Résumé Writing Discussion:
- What things on your résumé really grabbed the attention of your current employer?
- What’s characteristics did the best and/or the worst résumé you have ever seen have?
This post really says ‘do what makes sense’ vs. follow the typical standards that we were all taught when it comes to resumes. I agree. It’s hard to know where to draw the line though when it comes to creativity. I mean, you never really know who is going to be reading your resume and what their personality is.
Makes sense. A lot of resumes that we see comprise of long redundant sentences, which is such a turn off. One should say the maximum in minimum words possible.
It is hard to know what you can and cannot do, a lot depends on where you are applying and if they are more flexible, you could be with your resume. Also having online resumes and profiles can help and extend your personal brand and experience past what a normal one page piece of paper can do.
@ Craig – Agreed – Professional networking sites (LinkedIn, etc.) are a great way to expand your reach if you use them in a smart way.
All excellent points, to which I would add only one thing: consider hiring a professional resume writer!
Few documents which we create in our lives are as potentially valuable as our resumes.
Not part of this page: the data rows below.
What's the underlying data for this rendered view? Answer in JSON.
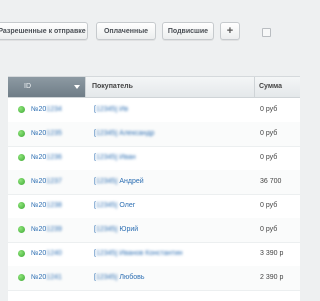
{
  "toolbar": {
    "filter_allowed": "Разрешенные к отправке",
    "filter_paid": "Оплаченные",
    "filter_signed": "Подвисшие",
    "add_label": "+"
  },
  "table": {
    "columns": {
      "id": "ID",
      "buyer": "Покупатель",
      "amount": "Сумма"
    },
    "rows": [
      {
        "id": "№20",
        "id_blur": "1234",
        "buyer_pre": "[",
        "buyer_blur": "12345] Ив",
        "buyer_name": "",
        "buyer_tail": "",
        "amount": "0 руб"
      },
      {
        "id": "№20",
        "id_blur": "1235",
        "buyer_pre": "[",
        "buyer_blur": "12345] Александр",
        "buyer_name": "",
        "buyer_tail": "",
        "amount": "0 руб"
      },
      {
        "id": "№20",
        "id_blur": "1236",
        "buyer_pre": "[",
        "buyer_blur": "12345] Иван",
        "buyer_name": "",
        "buyer_tail": "",
        "amount": "0 руб"
      },
      {
        "id": "№20",
        "id_blur": "1237",
        "buyer_pre": "[",
        "buyer_blur": "12345]",
        "buyer_name": "Андрей",
        "buyer_tail": "",
        "amount": "36 700"
      },
      {
        "id": "№20",
        "id_blur": "1238",
        "buyer_pre": "[",
        "buyer_blur": "12345]",
        "buyer_name": "Олег",
        "buyer_tail": "",
        "amount": "0 руб"
      },
      {
        "id": "№20",
        "id_blur": "1239",
        "buyer_pre": "[",
        "buyer_blur": "12345]",
        "buyer_name": "Юрий",
        "buyer_tail": "",
        "amount": "0 руб"
      },
      {
        "id": "№20",
        "id_blur": "1240",
        "buyer_pre": "[",
        "buyer_blur": "12345] Иванов Константин",
        "buyer_name": "",
        "buyer_tail": "",
        "amount": "3 390 р"
      },
      {
        "id": "№20",
        "id_blur": "1241",
        "buyer_pre": "[",
        "buyer_blur": "12345]",
        "buyer_name": "Любовь",
        "buyer_tail": "",
        "amount": "2 390 р"
      }
    ]
  },
  "colors": {
    "accent_link": "#2d6fb3",
    "status_paid": "#3da834",
    "header_active": "#7a8892"
  }
}
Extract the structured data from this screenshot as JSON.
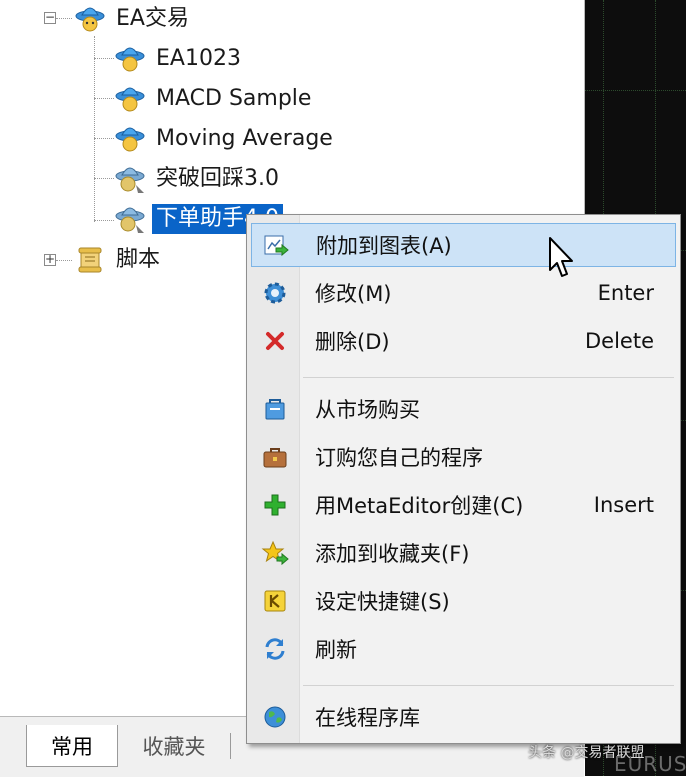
{
  "navigator": {
    "tree": {
      "ea_folder": {
        "label": "EA交易",
        "expander": "−"
      },
      "experts": [
        {
          "label": "EA1023"
        },
        {
          "label": "MACD Sample"
        },
        {
          "label": "Moving Average"
        },
        {
          "label": "突破回踩3.0"
        },
        {
          "label": "下单助手4.0"
        }
      ],
      "scripts_folder": {
        "label": "脚本",
        "expander": "+"
      }
    },
    "tabs": [
      {
        "label": "常用",
        "active": true
      },
      {
        "label": "收藏夹",
        "active": false
      }
    ]
  },
  "context_menu": {
    "items": [
      {
        "label": "附加到图表(A)",
        "shortcut": "",
        "icon": "attach-to-chart-icon"
      },
      {
        "label": "修改(M)",
        "shortcut": "Enter",
        "icon": "gear-icon"
      },
      {
        "label": "删除(D)",
        "shortcut": "Delete",
        "icon": "delete-x-icon"
      },
      {
        "label": "从市场购买",
        "shortcut": "",
        "icon": "market-bag-icon"
      },
      {
        "label": "订购您自己的程序",
        "shortcut": "",
        "icon": "briefcase-icon"
      },
      {
        "label": "用MetaEditor创建(C)",
        "shortcut": "Insert",
        "icon": "green-plus-icon"
      },
      {
        "label": "添加到收藏夹(F)",
        "shortcut": "",
        "icon": "star-icon"
      },
      {
        "label": "设定快捷键(S)",
        "shortcut": "",
        "icon": "hotkey-k-icon"
      },
      {
        "label": "刷新",
        "shortcut": "",
        "icon": "refresh-icon"
      },
      {
        "label": "在线程序库",
        "shortcut": "",
        "icon": "globe-icon"
      }
    ]
  },
  "chart": {
    "symbol": "EURUS"
  },
  "watermark": "头条 @交易者联盟",
  "colors": {
    "selection": "#0a64c8",
    "menu_highlight": "#cde3f7",
    "chart_background": "#0d0d0d"
  }
}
And few subjects on which we write are harder to deal with than listing our personal accomplishments.
I’ve found that good resume writers are worth much more than their modest costs. The very act of describing your professional history to another interested, objective person can clarify your mind wonderfully. Once you have a well-written, well-formatted resume of your professional history it becomes quite easy to personalize it for every new opportunity or interview.